I was going on a camping trip with the X-Men, and I had to get batteries, so I ran into the local Big Lots. The girl behind the counter pretended to look for batteries, told me there were none, and started talking on her cell phone and making fun of me. I yelled at her and made a huge fuss until Wolverine came in and started telling me that I was making a big deal over nothing. Then he stole some batteries for me.
I was getting married at the little town square park near my house. I was in a big white dress with green highlights, and I don't remember who I was marrying, but I kept having to send people back across the street to my apartment for things like breath mints. When nobody could find breath mints in my apartment, I went to get them. When I came back, I happened to stop by the wedding planners, who were sitting in a disused storefront with the DDA and some corporate bigwigs. They were making secret plans to raze and ruin downtown and replace it with a bunch of corporate stores, and they were using my wedding somehow as a diversion or excuse to start on it.
I was in some kind of boarding school that I had been told would be very secular and openminded, but actually they were fundamentalist Christian. I was trying to keep my head down and fit in, but I was made to wear little short skirts, and when I asked for pants I guess that tipped them off. I had people following me around to see what other weird, anti-Christian things I did. I got so nervous that I was being followed that I started ticcing and stimming, and they decided that every little quirk I had, like turning my pockets inside out to get crumbs out of them, was evidence of some horrible Satanist thing. So they ambushed me and started beating me with peacock feathers as an exorcism. I got really annoyed, and grabbed the peacock feathers and started yelling at them about Yazidi.
I had been asked to housesit for a Finnish lady, who was paying all of my expenses to stay at her house in Finland. When I got there, it was sort of snowy, and very dark already at 3 in the afternoon. I wandered around feeling uncomfortable until the lady sighed and told me that she had brought me there to defeat some fairies in her house. I told her she was barking up the wrong tree and I didn't know anything about fairies.
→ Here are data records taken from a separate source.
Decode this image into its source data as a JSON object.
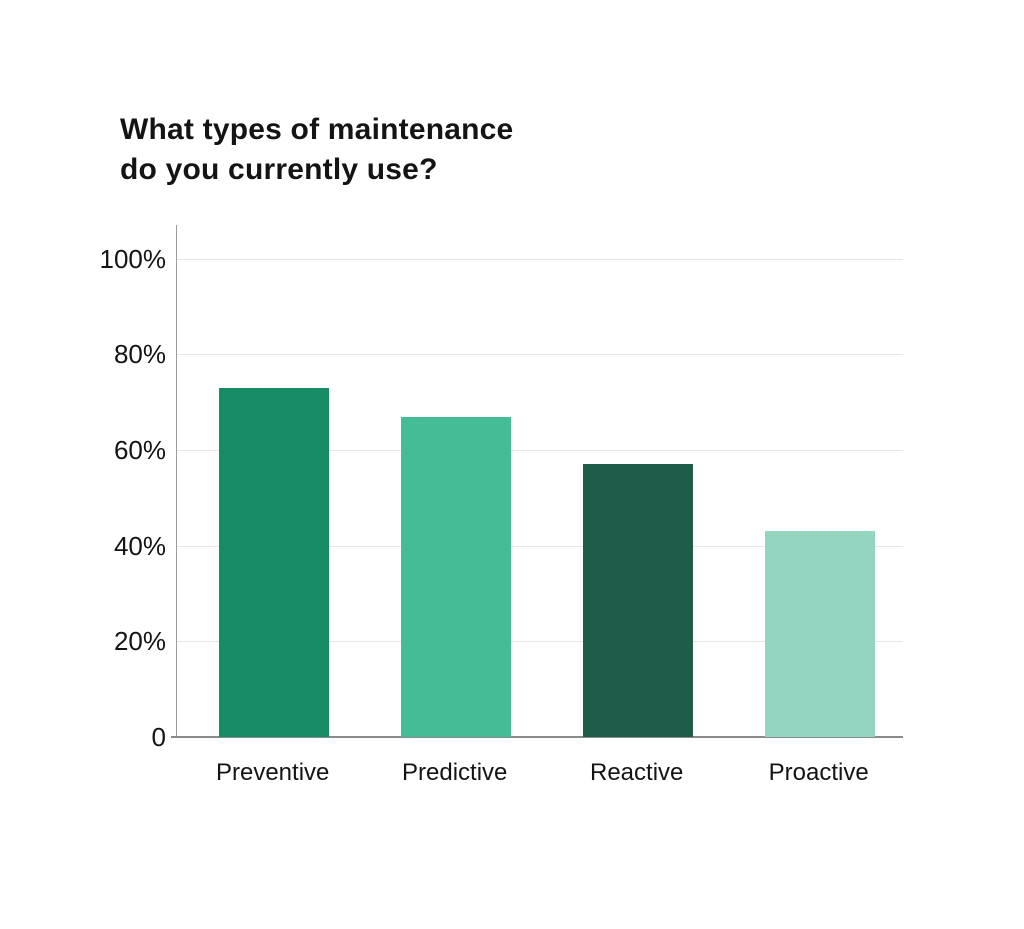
{
  "page": {
    "background_color": "#ffffff",
    "title": "What types of maintenance\ndo you currently use?",
    "title_color": "#141414"
  },
  "chart_data": {
    "type": "bar",
    "title": "What types of maintenance do you currently use?",
    "categories": [
      "Preventive",
      "Predictive",
      "Reactive",
      "Proactive"
    ],
    "values": [
      73,
      67,
      57,
      43
    ],
    "unit": "%",
    "bar_colors": [
      "#178a66",
      "#45bc98",
      "#1f5c4a",
      "#93d5c1"
    ],
    "xlabel": "",
    "ylabel": "",
    "ylim": [
      0,
      100
    ],
    "yticks": [
      {
        "value": 100,
        "label": "100%"
      },
      {
        "value": 80,
        "label": "80%"
      },
      {
        "value": 60,
        "label": "60%"
      },
      {
        "value": 40,
        "label": "40%"
      },
      {
        "value": 20,
        "label": "20%"
      },
      {
        "value": 0,
        "label": "0"
      }
    ],
    "grid": "horizontal-light",
    "legend": "none",
    "axis_color": "#9b9b9b",
    "gridline_color": "#e6e6e6",
    "baseline_color": "#8a8a8a",
    "label_color": "#141414"
  }
}
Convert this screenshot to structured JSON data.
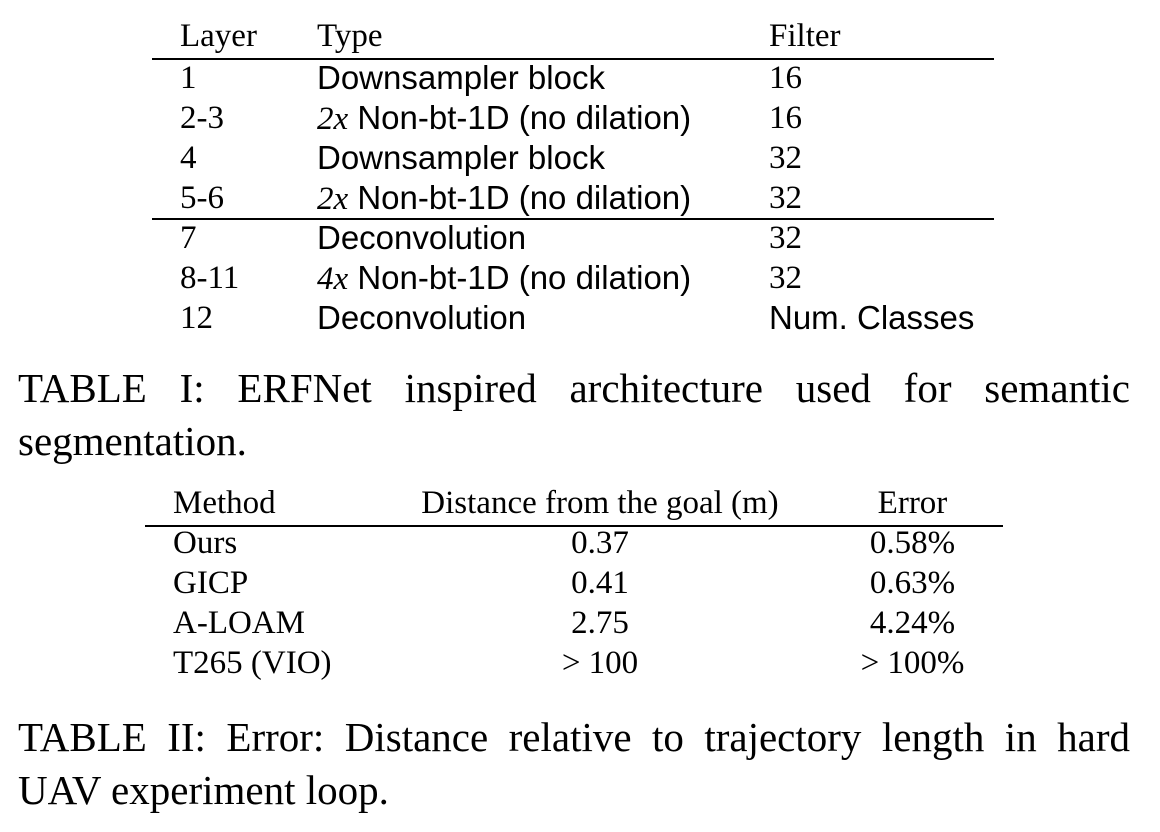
{
  "table1": {
    "headers": {
      "layer": "Layer",
      "type": "Type",
      "filter": "Filter"
    },
    "rows": [
      {
        "layer": "1",
        "type": "Downsampler block",
        "filter": "16"
      },
      {
        "layer": "2-3",
        "type_mult": "2x",
        "type": " Non-bt-1D (no dilation)",
        "filter": "16"
      },
      {
        "layer": "4",
        "type": "Downsampler block",
        "filter": "32"
      },
      {
        "layer": "5-6",
        "type_mult": "2x",
        "type": " Non-bt-1D (no dilation)",
        "filter": "32"
      },
      {
        "layer": "7",
        "type": "Deconvolution",
        "filter": "32"
      },
      {
        "layer": "8-11",
        "type_mult": "4x",
        "type": " Non-bt-1D (no dilation)",
        "filter": "32"
      },
      {
        "layer": "12",
        "type": "Deconvolution",
        "filter": "Num. Classes"
      }
    ],
    "caption_line1": "TABLE I: ERFNet inspired architecture used for semantic",
    "caption_line2": "segmentation."
  },
  "table2": {
    "headers": {
      "method": "Method",
      "distance": "Distance from the goal (m)",
      "error": "Error"
    },
    "rows": [
      {
        "method": "Ours",
        "distance": "0.37",
        "error": "0.58%"
      },
      {
        "method": "GICP",
        "distance": "0.41",
        "error": "0.63%"
      },
      {
        "method": "A-LOAM",
        "distance": "2.75",
        "error": "4.24%"
      },
      {
        "method": "T265 (VIO)",
        "distance": "> 100",
        "error": "> 100%"
      }
    ],
    "caption_line1": "TABLE II: Error: Distance relative to trajectory length in hard",
    "caption_line2": "UAV experiment loop."
  }
}
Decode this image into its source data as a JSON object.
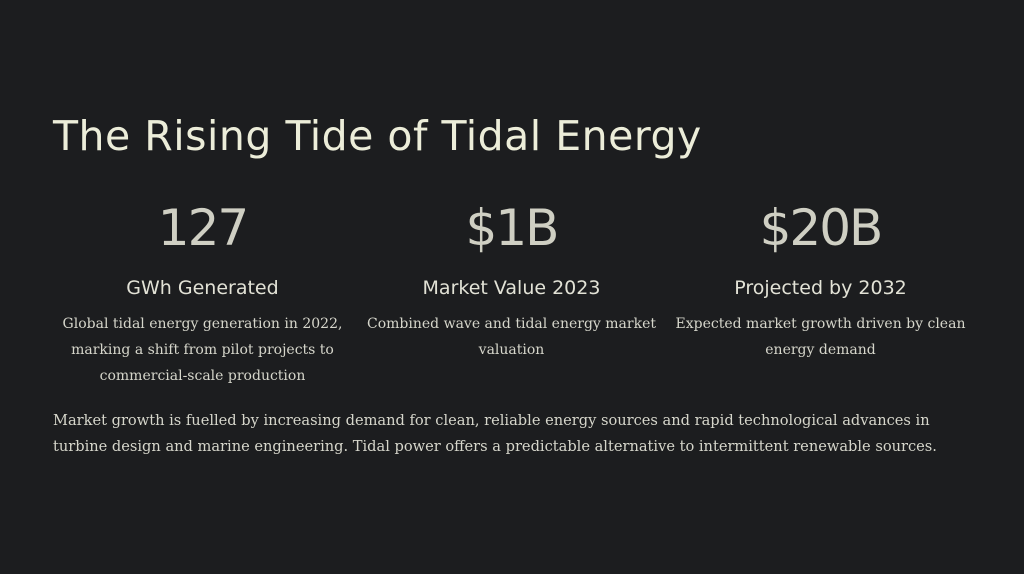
{
  "slide": {
    "title": "The Rising Tide of Tidal Energy",
    "stats": [
      {
        "value": "127",
        "label": "GWh Generated",
        "description": "Global tidal energy generation in 2022, marking a shift from pilot projects to commercial-scale production"
      },
      {
        "value": "$1B",
        "label": "Market Value 2023",
        "description": "Combined wave and tidal energy market valuation"
      },
      {
        "value": "$20B",
        "label": "Projected by 2032",
        "description": "Expected market growth driven by clean energy demand"
      }
    ],
    "body": "Market growth is fuelled by increasing demand for clean, reliable energy sources and rapid technological advances in turbine design and marine engineering. Tidal power offers a predictable alternative to intermittent renewable sources."
  }
}
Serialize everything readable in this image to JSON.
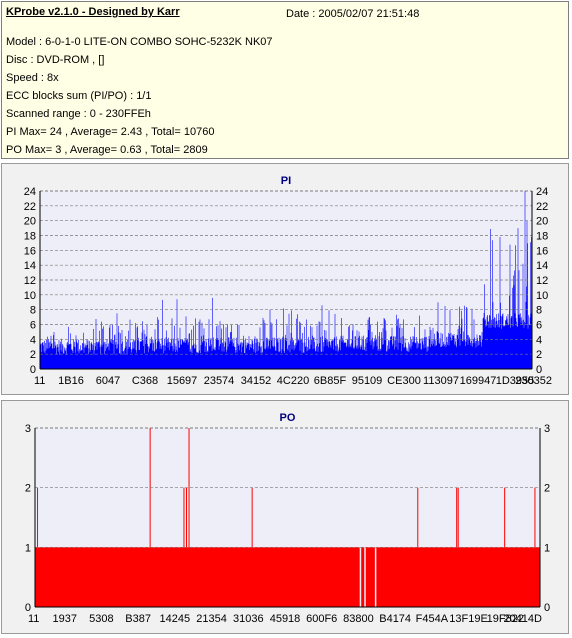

The dream I had last night was about the Hunger Games, which Seth got me to read. We all lived in District 13 after the revolution, and for several years, everyone was content with not repeating the mistakes of the past. But for whatever reason, people got nostalgic about the Hunger Games, and some of the kids said they thought it sounded like fun. The adults got super worried and thought about it. In the meantime, the kids were going kind of nuts and fighting with each other. They finally decided that the Hunger Games had also been a way to channel peoples' competitiveness and desire for violence, and solved the problem by letting all of the kids who wanted to participate into a disused and safe arena with paintball guns. The winner got free ice cream for a year.